The new study -- published in the September issue of Emerging Infectious Diseases -- also documents the emergence of infections caused by a specific strain of E. coli that is resistant to additional types of antibiotics, severely limiting treatment options. That strain, dubbed ESBL for the antibiotic-destroying enzymes it produces (extended-spectrum beta-lactamases), was not detected in the previous study. The enzymes were first detected in 1979 and are most often found in developing nations.

Currently, there are only a few intravenous antibiotic options to treat ESBL-related infections, and no oral antibiotics that are consistently effective.

"This is a very real example of the threat posed by the emergence of new antibiotic-resistant strains of bacteria, which greatly complicates treatment of infection," said Dr. David Talan, the study's lead author and a professor in the department of emergency medicine at the David Geffen School of Medicine at UCLA. He is also a professor in the department of medicine, division of infectious diseases.

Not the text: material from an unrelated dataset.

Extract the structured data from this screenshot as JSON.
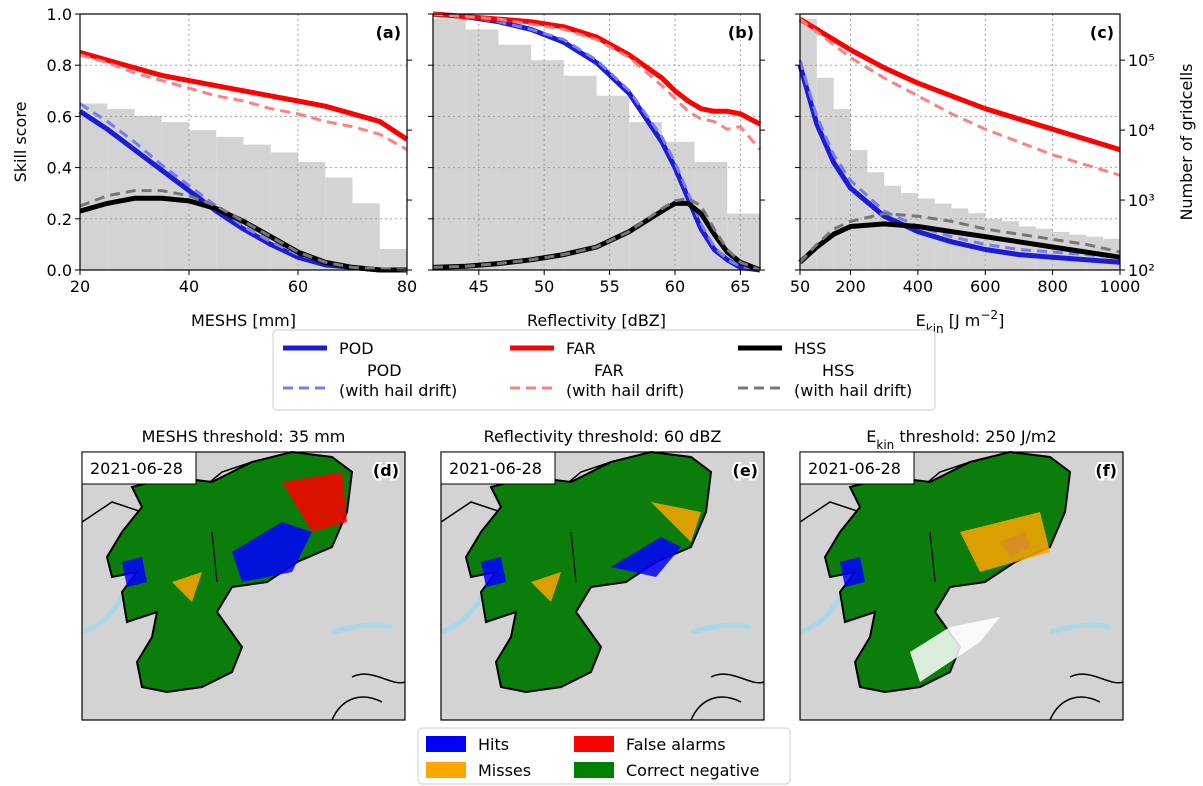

The study included 453 people diagnosed with kidney infection. The study participants were diagnosed between July 2013 and December 2014 in 10 emergency departments at large hospitals around the country, including Olive View-UCLA Medical Center in Sylmar, which is operated by Los Angeles County.

Researchers reported that:
  • The rates of ESBL-related infections varied from 0 percent to more than 20 percent, depending on the location of the emergency room and patient risk factors.

  • About one in three people infected with ESBL-producing E. coli had no traditional risk factors for antibiotic resistance, suggesting the bacterial strain is now endemic in the United States and healthy people are also at risk.

  • About three of every four people infected with ESBL-producing E. coli were initially treated with antibiotics ineffective against that particular strain of bacteria, placing them at risk for poor outcomes.

Talan and his research colleagues recommended the development of new medications and new guidelines calling for treatment with different types and combinations of antibiotics. They also recommended physicians evaluating treatment options pay close attention to antibiotic resistance rates in their regions and quickly test bacteria samples to determine specific strains.
-end-
The research was supported by the U.S. Centers for Disease Control and Prevention and by Merck.